Anyway good to have it in there. I had ruled out ever, ever getting a hardware modular because of the cost. I’d need to buy so many modules to create what I can do here so it would be a disappointment. But if there were modules like this with so much scope for variety I’d be forced to rethink that. A sequencer, one of those macro oscillators plus a filter like this (plus some bits and bobs) - could do a lot with that.

Those are some good questions. First the easy one – why is “phaser” one of the filter choices. It’s because the analog filters I …. “was inspired by” had one. It seemed slightly useful so I put it in with the others.

@pyer is correct about phase shifters vs flangers. Flanging is the delay based one, originally named because you pushed on the tape reel flange to slow down the tape. Phasers were born as guitar pedals – I forget which was the first. Phasers have a series of sweepable allpass filters, often four but almost always between two and six. The signal gets run through that allpass VCF, and then added or subtracted from the un-filtered signal. The allpass filters cause a phase shift (small delay that varies with frequency and CV), mixing the phase shifted with the straight causes a notch filter for every allpass filter, so a series of two to six notches.
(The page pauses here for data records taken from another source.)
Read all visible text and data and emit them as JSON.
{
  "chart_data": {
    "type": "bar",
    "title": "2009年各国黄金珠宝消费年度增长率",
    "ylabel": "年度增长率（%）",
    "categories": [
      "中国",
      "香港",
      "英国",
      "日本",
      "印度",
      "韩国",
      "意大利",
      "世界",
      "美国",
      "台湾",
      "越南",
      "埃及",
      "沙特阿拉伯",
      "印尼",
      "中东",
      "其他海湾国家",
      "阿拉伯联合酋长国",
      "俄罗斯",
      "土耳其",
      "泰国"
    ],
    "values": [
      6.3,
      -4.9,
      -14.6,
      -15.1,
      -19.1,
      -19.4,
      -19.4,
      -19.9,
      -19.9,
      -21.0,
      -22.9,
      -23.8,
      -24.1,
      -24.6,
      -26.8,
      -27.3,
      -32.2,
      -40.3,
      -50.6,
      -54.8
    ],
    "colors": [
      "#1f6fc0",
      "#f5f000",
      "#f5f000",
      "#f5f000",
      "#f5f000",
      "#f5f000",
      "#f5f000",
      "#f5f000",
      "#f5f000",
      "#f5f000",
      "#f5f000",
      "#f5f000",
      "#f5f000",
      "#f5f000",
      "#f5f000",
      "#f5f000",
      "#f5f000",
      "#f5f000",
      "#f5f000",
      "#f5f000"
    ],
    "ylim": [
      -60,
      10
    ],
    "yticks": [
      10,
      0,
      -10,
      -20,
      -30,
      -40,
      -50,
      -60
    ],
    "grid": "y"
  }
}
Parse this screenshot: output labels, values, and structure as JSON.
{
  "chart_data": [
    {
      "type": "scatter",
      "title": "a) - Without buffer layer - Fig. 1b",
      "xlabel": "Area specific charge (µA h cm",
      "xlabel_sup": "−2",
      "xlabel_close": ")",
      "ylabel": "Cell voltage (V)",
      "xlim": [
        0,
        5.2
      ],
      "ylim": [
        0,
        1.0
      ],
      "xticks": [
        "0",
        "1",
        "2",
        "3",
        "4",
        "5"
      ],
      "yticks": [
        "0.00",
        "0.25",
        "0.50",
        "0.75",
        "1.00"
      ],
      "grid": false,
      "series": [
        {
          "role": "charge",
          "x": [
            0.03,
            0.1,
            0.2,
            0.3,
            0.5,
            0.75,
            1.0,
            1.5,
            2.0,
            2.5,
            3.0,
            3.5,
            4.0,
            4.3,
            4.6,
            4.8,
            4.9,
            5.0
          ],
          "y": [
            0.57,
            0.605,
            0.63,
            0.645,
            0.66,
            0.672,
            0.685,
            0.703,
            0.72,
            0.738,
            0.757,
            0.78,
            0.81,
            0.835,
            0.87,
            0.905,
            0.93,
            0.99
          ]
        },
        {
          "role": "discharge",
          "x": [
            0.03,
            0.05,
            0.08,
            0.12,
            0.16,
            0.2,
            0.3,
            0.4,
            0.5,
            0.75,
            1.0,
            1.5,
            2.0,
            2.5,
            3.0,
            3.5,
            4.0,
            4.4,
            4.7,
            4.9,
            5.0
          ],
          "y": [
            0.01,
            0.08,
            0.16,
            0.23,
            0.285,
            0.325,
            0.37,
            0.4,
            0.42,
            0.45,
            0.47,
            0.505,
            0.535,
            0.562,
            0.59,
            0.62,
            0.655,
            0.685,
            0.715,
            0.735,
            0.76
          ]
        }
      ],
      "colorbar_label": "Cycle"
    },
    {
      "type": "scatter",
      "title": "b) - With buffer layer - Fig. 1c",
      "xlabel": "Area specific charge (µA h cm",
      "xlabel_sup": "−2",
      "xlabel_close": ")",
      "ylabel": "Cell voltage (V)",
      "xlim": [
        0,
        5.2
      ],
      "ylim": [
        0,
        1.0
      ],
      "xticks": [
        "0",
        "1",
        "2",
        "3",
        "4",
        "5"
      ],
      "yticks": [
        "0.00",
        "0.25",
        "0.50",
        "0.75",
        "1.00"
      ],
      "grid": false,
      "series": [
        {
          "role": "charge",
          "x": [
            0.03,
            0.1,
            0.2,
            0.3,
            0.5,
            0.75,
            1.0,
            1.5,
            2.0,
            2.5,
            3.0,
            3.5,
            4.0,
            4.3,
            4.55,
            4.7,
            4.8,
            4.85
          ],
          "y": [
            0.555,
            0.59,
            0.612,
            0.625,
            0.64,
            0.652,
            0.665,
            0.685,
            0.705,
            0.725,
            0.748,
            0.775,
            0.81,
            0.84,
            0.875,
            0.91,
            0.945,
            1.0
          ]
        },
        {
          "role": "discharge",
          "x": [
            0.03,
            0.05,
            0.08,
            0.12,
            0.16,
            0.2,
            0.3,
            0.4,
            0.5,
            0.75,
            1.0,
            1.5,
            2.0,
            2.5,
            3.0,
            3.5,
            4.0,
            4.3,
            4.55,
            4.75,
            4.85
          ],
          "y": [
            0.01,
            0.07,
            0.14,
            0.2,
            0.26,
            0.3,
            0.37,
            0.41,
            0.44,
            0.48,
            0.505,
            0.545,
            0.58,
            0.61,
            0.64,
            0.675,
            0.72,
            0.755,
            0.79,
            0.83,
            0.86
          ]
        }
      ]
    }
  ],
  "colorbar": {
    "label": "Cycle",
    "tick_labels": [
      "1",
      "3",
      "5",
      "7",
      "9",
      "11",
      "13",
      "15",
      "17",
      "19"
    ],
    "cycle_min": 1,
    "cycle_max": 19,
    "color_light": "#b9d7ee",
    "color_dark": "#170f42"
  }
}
So both flanging and phasing are in effect sweeping comb filters, but they do sound quite different. Phasing is more subtle and more “liquid” sounding. Flanging is harsher. I expect the difference it in the number and spacing of the notches.

I’ve just tried the phaser setting and I can’t get it to “swoosh”. I don’t need technical details, though I do appreciate the exchange of knowledge, I just need to know where to set the knob to make it “swoosh”. Like a phase 90 or a Mutron.

I don’t know! my guess is that you would need to mix it equally with some unfiltered signal. I’ll try to experiment sometime. There are, of course, proper phaser effects from others. The Frozen Wasteland one looks pretty versatile, and the Nysthi and Surge ones are probably really good.